Para adorar o Senhor precisamos “ver” além do véu das coisas visíveis, que muitas vezes se revelam enganosas. Herodes e os principais cidadãos de Jerusalém representam uma mundanização escravizada às aparências e atrações imediatas. Eles vêem, mas não podem ver. Não é que eles não acreditem, não; é que eles não sabem ver porque são escravos das aparências e buscam o que é atraente. Eles valorizam apenas o sensacional, as coisas que captam a atenção das massas. Nos Magos, porém, vemos uma abordagem muito diferente, que podemos definir como realismo teológico – uma palavra muito “alta”, mas útil – uma forma de perceber a realidade objetiva das coisas e leva à realização de que Deus se afasta de toda ostentação. O Senhor está na humildade, Ele é como aquela criança humilde, que se afasta daquela ostentação que é precisamente o produto da mundanização. Um modo de “ver” que transcende o visível e nos permite adorar o Senhor que muitas vezes se esconde em situações cotidianas, nos pobres e nos marginalizados. Uma maneira de ver as coisas que não se deixa impressionar pelo som e pela fúria, mas que procura em cada situação as coisas que verdadeiramente importam, e que procura o Senhor.

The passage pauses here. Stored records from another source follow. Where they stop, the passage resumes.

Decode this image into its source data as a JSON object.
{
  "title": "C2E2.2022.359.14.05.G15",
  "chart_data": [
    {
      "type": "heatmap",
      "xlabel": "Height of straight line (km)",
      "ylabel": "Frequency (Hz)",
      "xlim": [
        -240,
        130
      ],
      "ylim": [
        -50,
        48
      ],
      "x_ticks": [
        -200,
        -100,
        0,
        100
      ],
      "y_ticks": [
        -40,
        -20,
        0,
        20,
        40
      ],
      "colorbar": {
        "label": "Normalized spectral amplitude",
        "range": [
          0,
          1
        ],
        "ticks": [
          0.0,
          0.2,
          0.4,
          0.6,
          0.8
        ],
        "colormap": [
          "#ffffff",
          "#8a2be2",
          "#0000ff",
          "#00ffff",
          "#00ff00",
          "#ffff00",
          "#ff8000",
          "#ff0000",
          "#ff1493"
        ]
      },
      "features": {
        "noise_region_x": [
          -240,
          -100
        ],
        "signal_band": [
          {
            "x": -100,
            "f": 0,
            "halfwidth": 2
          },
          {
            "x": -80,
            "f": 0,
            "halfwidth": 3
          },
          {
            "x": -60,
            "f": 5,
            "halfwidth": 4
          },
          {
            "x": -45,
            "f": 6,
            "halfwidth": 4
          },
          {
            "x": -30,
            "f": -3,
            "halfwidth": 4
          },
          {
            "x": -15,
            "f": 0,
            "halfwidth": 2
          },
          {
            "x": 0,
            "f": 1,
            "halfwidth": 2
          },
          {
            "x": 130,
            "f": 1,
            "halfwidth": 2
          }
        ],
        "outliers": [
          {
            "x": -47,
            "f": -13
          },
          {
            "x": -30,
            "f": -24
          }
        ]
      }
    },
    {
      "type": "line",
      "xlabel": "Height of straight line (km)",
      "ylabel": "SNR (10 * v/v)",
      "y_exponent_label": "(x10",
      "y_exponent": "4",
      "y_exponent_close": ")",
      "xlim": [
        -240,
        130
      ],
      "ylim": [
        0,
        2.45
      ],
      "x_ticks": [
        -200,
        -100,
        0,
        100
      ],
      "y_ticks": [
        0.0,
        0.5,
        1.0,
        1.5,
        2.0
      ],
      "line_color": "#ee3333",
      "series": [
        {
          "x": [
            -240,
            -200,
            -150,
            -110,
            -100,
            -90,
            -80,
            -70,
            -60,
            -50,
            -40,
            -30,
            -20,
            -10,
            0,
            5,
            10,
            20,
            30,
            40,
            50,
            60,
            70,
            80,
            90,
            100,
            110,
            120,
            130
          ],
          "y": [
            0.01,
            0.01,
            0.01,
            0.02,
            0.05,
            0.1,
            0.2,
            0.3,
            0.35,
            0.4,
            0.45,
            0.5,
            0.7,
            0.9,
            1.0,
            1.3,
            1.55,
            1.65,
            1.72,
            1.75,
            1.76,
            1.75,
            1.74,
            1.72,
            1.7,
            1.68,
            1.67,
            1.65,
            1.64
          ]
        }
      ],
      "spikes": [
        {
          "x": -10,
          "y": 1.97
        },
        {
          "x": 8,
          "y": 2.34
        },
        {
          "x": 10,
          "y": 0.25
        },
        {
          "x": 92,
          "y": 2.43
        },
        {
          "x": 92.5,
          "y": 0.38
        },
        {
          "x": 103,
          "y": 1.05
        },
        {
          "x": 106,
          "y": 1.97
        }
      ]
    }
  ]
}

Com São Paulo, portanto, ” não olhemos para as coisas que se vêem, mas para as que não se vêem; porque as coisas que se vêem são passageiras, mas as que não se vêem são eternas ” (2 Cor 4, 18).
Pode o Senhor Jesus fazer-nos verdadeiros adoradores, capazes de mostrar pela nossa vida o seu plano de amor para toda a humanidade. Peçamos a graça para cada um de nós e para toda a Igreja, para aprender a adorar, para continuar a adorar, para exercer esta oração de adoração muitas vezes, porque só Deus é para ser adorado.